As is relatively standard for wuxia, most of the protagonists in Thunderbolt Fantasy are presented as iconic characters. Over the course of the story they wind up revealing their nature and affirming it, but they don't change and so they don't have a character arc; their character is already set and for the most part the show doesn't bother giving them events that might provoke character growth in dramatic characters. This includes Shang, who is an iconic character even if his full nature is not revealed for most of the show.
(Perhaps the purest iconic character is the Screaming Phoenix Killer, who conceals nothing about himself and who constantly affirms his character throughout all his appearances, completely living his life according to his very wuxia iconic nature.)
Only two characters in Thunderbolt Fantasy are dramatic characters, Juan Can Yun and Dan Fei, and both of them get satisfying character arcs that see them growing and changing; they end the show as quite different people than they started. Indeed, Juan essentially forms his final character over the course of the show. I don't think it's an accident that they're the youngest and most innocent characters.

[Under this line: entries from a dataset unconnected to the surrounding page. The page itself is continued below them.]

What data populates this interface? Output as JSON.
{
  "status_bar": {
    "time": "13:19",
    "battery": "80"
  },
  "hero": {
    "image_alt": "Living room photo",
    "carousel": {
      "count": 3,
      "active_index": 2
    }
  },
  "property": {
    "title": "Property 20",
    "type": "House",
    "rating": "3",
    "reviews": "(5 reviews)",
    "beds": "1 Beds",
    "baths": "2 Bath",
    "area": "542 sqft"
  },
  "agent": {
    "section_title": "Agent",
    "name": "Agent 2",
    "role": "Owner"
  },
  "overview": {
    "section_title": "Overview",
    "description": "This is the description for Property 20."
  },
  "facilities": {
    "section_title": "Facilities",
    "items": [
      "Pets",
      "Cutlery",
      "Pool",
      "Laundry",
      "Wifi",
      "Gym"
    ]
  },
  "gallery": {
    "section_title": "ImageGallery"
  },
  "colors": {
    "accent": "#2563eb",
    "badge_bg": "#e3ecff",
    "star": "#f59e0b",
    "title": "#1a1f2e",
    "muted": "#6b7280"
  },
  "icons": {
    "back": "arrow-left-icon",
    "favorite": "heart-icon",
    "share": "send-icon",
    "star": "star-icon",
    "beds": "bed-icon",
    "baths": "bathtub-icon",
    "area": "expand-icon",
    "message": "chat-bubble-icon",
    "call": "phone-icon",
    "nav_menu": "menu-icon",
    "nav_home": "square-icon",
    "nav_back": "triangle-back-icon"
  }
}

(It follows that it's deliberate that Thunderbolt Fantasy ends the show leaving them behind while the adventures of Shang and Lin Xue Ya continue. As dramatic characters who've experienced growth, their part in an overall story is done now. The iconic characters of Shang and Lin Xue Ya can continue on, running into more situations that let them affirm and reveal more of their essential natures.)
(I got this framing of dramatic, iconic, and picaresque characters from Robin Laws' writing (primarily) about tabletop RPG characters (eg iconic heroes, dramatic heroes, and picaresque heroes). I have paraphrased it here and so any mangling is my fault.)